If a person is sentenced and doesn’t receive jail time, it isn’t solely because of a Gladue report, Dickson said. It’s because all the information that came before the court was considered by the judge. Other considerations include community safety, deterring others from committing the same crime and making a public statement about the wrongfulness of the act.

Right now, Dickson is undertaking a massive research project on Canada’s Gladue practices in each province and territory. She confirmed that while some areas have fully equipped Gladue programs, other places have nothing at all. She expects the study to be completed next spring and hopes the result will give a clearer understanding of what’s happening now, and offer ideas for improvement.

Shannon-Letter.jpg

Looking at offenders as people

When Shannon Nicholas was asked about her most memorable case in her time in Akwesasne, she paused and then gazed at a hawk feather sitting on her desk.

“I’m looking at this hawk feather…. There was this incarcerated individual, who was going up before the national Parole Board and he was doing exceptionally well in the facility he was in.
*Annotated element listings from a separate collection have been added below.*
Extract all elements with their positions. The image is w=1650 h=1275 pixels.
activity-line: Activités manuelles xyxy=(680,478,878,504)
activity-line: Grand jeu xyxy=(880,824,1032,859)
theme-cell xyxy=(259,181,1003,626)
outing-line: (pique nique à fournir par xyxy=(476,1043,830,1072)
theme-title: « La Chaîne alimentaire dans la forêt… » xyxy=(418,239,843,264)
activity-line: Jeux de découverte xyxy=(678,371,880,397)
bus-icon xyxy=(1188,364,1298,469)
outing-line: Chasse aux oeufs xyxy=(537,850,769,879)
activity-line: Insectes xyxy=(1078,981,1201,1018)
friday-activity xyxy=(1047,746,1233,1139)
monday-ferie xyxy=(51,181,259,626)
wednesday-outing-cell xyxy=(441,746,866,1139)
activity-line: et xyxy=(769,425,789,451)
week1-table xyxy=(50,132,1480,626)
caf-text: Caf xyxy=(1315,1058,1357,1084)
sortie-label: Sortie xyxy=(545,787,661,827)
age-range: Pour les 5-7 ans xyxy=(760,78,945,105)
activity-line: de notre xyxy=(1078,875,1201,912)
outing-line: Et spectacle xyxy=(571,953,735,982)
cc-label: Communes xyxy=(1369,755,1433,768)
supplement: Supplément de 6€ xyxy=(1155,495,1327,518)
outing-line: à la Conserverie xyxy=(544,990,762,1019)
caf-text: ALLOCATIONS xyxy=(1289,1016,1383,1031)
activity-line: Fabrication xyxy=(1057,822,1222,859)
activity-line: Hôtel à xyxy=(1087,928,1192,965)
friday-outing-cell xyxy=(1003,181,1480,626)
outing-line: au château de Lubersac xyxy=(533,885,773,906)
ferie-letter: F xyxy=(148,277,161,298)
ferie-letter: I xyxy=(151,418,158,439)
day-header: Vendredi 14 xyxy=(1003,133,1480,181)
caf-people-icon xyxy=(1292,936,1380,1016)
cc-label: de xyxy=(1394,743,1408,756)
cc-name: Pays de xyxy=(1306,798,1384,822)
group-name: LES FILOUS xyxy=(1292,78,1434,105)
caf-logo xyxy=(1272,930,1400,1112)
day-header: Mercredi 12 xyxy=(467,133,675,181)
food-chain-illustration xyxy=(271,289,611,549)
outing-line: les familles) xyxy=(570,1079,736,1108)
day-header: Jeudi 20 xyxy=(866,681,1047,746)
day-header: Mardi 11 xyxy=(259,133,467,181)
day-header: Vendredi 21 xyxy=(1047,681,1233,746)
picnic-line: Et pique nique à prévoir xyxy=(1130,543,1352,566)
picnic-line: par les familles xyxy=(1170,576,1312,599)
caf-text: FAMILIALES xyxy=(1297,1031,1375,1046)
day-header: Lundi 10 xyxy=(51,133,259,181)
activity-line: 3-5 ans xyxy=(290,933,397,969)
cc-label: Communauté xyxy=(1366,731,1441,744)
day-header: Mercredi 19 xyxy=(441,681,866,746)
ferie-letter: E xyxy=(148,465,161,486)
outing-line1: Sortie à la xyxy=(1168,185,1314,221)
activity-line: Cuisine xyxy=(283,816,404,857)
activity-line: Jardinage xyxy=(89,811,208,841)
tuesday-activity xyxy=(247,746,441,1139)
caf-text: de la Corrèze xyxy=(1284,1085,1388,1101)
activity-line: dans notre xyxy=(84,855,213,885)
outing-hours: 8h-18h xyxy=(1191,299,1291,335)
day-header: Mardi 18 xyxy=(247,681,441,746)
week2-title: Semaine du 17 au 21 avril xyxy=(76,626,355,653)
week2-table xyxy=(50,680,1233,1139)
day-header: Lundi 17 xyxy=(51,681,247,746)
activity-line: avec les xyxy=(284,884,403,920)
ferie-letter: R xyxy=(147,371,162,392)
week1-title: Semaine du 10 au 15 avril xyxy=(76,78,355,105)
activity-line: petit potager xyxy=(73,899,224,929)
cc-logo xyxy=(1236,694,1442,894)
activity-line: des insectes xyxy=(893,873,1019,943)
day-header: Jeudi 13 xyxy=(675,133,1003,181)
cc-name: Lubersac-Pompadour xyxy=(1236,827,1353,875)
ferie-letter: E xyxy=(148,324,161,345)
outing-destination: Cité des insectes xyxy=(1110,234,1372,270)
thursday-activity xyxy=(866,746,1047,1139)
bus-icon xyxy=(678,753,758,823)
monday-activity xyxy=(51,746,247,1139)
He got his Gladue report and we went into the parole hearing with him,” she said.

“We all spoke, and when it came time for him to speak, he started to cry,” said Nicholas.

Nicholas was shocked. As they wondered why the man was crying, he opened up about what he was feeling.

“He said, ‘I read my Gladue report, and this is the first time anyone’s ever said anything good about me… ’ He had never had any positive validation about who he was. He always heard the negative of everything,” she said.

“It was so powerful in there… I was crying, the Gladue writer was crying, his wife was crying, he was crying saying it… even the two older gentleman who were on the parole board were crying,” she added.

The parole board not only granted the man day parole, but told him as long as he did well while in the halfway house he was about to be released to, he wouldn’t have to come back to ask for full parole. It was guaranteed, as long as no conditions were breached. The hearing that day was also done in a traditional manner, in a circle with First Nations Elders present.

“It was a little bit of being human inside the institution, where you’re dehumanized,” Nicholas added.

A month later, she came to work and found a decorated hawk feather and a letter sitting on her desk — a thank you note from the man whom she helped.